Figure EV5. Stabilization of the CENP‐A nucleosome binding of CENPC‐CT via phosphorylation of T651^CENP‐C .

1. EMSA was performed to examine the binding affinities of phosphorylated or nonphosphorylated CENPC‐CT (CENPC‐CT[CDK1] or CENPC‐CT). The signal intensities of upper binds (bound fractions) were measured. The graph indicates mean with SD (n = 3).
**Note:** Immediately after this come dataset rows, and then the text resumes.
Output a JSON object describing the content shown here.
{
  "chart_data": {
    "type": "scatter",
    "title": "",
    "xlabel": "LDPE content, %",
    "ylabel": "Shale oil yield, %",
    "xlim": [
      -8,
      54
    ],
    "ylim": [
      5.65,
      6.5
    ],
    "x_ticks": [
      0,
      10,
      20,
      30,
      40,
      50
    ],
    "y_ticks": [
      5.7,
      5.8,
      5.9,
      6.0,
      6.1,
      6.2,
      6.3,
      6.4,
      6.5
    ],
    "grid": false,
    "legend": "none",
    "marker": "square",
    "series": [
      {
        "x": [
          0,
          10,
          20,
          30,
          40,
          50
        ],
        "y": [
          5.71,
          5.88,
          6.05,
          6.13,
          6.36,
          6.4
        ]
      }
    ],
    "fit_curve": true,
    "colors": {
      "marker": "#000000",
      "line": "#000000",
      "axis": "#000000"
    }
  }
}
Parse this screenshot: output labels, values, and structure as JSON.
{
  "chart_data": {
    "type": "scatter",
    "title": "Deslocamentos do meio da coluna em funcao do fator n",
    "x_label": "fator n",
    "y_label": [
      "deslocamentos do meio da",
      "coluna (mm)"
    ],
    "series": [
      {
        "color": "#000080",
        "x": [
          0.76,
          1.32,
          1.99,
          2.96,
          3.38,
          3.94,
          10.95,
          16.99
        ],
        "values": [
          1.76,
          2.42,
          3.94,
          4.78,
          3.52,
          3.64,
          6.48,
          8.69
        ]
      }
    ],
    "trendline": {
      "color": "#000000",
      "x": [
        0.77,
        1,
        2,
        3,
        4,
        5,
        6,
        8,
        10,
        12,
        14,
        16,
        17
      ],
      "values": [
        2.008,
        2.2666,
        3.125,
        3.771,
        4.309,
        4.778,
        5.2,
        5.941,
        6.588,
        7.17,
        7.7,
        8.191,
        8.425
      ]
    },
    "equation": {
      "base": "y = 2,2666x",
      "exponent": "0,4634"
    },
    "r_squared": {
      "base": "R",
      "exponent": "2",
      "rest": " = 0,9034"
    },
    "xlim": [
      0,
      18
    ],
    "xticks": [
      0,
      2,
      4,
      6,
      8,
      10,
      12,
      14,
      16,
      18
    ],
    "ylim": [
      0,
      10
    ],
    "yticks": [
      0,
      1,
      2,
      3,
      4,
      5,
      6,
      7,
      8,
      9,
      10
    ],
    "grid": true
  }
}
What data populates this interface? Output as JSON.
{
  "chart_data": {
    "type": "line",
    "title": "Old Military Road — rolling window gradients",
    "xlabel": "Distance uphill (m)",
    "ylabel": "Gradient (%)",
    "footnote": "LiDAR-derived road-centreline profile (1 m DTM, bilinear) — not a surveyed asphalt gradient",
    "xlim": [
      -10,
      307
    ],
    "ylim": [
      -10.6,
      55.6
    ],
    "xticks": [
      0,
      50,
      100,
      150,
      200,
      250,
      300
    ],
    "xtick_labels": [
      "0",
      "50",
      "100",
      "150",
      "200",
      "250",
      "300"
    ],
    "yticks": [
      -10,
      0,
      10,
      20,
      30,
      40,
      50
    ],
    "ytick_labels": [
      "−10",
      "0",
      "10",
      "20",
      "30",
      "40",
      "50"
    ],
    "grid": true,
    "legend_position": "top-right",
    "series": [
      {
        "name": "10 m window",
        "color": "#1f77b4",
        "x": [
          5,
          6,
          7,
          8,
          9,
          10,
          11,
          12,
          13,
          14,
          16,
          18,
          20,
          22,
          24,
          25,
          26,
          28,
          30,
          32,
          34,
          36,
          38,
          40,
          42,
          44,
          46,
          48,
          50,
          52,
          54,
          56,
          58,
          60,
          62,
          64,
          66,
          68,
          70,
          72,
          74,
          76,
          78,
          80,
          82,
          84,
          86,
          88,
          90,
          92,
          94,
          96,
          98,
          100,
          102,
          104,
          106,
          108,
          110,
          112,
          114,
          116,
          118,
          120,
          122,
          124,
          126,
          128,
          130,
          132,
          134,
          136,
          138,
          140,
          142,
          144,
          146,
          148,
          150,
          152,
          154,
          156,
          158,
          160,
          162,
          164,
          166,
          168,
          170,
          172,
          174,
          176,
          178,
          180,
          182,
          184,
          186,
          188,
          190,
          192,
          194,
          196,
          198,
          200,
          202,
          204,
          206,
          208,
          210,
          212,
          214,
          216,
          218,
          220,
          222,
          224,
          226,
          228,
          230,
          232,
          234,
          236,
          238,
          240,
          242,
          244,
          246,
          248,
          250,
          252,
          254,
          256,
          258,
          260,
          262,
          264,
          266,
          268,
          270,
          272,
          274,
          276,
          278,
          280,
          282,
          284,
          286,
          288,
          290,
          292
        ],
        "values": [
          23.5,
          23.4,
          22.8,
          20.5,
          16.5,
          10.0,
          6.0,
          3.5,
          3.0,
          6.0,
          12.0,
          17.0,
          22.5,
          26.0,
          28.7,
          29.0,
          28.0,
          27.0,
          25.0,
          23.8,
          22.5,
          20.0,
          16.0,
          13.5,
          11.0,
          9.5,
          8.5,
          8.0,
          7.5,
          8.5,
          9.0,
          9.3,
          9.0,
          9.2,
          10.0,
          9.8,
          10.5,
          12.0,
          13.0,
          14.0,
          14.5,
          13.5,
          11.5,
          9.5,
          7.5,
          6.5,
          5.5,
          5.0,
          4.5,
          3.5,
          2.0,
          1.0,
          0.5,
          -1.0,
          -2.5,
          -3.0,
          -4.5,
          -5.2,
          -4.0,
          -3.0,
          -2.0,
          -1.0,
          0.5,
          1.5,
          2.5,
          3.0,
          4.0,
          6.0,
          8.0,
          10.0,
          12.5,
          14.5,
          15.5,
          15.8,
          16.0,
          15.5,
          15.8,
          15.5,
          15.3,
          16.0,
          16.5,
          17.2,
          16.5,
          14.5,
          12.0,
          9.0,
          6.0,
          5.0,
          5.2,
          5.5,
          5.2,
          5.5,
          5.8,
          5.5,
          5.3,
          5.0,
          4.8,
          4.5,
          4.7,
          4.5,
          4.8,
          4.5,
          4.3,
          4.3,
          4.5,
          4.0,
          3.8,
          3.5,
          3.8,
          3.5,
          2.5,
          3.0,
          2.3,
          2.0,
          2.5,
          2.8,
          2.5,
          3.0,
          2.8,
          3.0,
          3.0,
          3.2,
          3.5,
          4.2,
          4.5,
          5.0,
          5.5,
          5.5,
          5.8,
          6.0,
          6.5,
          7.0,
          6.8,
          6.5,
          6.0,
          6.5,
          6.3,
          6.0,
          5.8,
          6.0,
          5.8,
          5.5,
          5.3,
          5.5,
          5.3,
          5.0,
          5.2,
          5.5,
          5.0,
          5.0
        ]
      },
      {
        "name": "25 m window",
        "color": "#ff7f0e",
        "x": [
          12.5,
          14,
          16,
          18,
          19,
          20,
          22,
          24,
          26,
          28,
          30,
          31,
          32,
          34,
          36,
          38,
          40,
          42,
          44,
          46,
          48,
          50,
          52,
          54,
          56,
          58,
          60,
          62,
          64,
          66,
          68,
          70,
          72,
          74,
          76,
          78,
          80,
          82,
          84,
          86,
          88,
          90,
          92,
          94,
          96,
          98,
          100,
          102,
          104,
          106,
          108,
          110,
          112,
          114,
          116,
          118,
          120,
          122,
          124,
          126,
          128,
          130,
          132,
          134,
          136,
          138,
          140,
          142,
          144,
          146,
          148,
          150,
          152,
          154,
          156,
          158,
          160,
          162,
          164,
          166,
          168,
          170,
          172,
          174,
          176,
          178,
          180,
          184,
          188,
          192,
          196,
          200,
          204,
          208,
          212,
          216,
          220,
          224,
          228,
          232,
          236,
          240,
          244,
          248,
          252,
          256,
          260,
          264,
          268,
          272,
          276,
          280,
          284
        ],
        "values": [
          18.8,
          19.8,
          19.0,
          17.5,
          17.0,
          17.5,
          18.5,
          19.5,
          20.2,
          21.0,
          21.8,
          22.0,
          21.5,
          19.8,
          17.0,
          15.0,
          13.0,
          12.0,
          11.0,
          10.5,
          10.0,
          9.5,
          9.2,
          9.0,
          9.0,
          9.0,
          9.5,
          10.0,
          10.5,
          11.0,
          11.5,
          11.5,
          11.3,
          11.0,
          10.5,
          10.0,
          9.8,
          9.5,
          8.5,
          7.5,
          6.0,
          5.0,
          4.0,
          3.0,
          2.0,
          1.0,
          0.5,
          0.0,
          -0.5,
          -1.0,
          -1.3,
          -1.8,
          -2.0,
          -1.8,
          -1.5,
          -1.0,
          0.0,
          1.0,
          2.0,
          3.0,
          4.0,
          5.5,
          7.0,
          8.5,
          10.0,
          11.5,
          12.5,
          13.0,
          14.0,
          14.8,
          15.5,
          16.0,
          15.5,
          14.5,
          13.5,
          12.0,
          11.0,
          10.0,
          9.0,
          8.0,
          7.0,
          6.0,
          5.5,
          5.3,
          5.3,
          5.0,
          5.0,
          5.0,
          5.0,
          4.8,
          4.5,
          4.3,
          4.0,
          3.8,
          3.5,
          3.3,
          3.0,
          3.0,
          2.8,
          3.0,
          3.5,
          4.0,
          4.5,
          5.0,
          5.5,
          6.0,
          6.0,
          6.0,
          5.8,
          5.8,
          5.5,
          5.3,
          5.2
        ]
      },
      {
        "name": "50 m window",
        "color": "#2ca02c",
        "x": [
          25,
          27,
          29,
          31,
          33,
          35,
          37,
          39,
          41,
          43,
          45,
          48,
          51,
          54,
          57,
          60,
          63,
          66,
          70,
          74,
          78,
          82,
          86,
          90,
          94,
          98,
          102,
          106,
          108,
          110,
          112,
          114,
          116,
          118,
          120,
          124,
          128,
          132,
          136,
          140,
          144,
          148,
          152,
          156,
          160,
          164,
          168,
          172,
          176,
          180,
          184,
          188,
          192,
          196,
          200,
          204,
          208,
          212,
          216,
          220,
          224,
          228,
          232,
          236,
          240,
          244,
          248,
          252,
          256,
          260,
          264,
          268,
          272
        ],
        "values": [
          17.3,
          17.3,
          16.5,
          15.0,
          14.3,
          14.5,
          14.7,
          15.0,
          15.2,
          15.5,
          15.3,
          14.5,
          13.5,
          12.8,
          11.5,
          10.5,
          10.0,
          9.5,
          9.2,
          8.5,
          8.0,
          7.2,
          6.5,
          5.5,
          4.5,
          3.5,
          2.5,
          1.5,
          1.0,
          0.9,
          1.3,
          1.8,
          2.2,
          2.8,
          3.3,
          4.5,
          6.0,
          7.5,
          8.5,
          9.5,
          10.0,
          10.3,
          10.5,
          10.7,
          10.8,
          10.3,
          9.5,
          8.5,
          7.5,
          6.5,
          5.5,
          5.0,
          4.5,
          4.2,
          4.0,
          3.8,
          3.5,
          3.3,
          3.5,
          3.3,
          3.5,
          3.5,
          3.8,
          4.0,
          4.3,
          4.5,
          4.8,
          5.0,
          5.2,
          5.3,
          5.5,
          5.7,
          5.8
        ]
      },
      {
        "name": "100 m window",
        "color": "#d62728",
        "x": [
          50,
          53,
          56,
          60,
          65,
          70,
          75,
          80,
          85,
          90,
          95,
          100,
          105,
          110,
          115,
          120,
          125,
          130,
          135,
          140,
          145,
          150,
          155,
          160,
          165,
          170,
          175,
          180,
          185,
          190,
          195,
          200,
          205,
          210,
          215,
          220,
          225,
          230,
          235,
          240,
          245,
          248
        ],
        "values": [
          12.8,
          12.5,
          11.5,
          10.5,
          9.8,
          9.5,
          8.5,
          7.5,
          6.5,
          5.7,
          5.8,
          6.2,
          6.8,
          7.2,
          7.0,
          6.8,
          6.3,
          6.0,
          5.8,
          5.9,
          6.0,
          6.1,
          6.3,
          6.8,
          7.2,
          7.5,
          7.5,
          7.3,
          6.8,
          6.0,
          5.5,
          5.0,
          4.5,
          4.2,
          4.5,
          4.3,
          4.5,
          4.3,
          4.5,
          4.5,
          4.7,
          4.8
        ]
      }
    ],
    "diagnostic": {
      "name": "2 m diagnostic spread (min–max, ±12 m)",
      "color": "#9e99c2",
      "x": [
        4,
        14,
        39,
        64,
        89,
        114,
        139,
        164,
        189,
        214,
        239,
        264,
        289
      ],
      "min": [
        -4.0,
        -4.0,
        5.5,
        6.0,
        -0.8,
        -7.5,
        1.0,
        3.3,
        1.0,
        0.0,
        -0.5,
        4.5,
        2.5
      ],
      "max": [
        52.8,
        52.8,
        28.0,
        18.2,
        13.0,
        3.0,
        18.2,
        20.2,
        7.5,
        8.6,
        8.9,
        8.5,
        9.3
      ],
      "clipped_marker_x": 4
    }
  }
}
2. Left panel displays a magnified view of the interface between CENPC‐CT and histone H2A in the CENP‐A nucleosome. Arginine 71 of histone H2A (R71^H2A) was situated close to the phosphorylated T651^CENP‐C in the range of 3.5 to 4.5 Å. Side chains of R71^H2A and phosphorylated T651 of CENP‐C (ph‐T651^CENP‐C) are indicated in stick model. The middle panel displays results of EMSA performed to examine the significance of the interaction between R71^H2A and ph‐T651^CENP‐C. Right panel displays quantification of the EMSA results. The graph indicates mean with SD (n = 3).
3. Left panel displays the stable expression of GFP‐fused CENPC‐CT or the CDK1 phosphorylation site mutant (CENPC‐CT T651A) in CENP‐C knockout chicken DT40 cells was confirmed by immunoblot analysis. α‐Tubulin (Tub) was probed as a loading control. Parental CENP‐C knockout cells were also analyzed (parental). Right panel displays the results of localization analysis of GFP‐fused CENPC‐CT WT and T651A mutant in CENP‐C knockout chicken DT40 cells. CENP‐T was used as a centromere marker. Scale bar indicates 10 μm.
4. Localization analysis of GFP‐fused human CENPC‐CT (687‐943) WT and T734A mutant (equivalent to T651A of chicken CENP‐C) in CENP‐C knockout human RPE1 cells. CENP‐A was used as a centromere marker. Scale bar indicates 10 μm.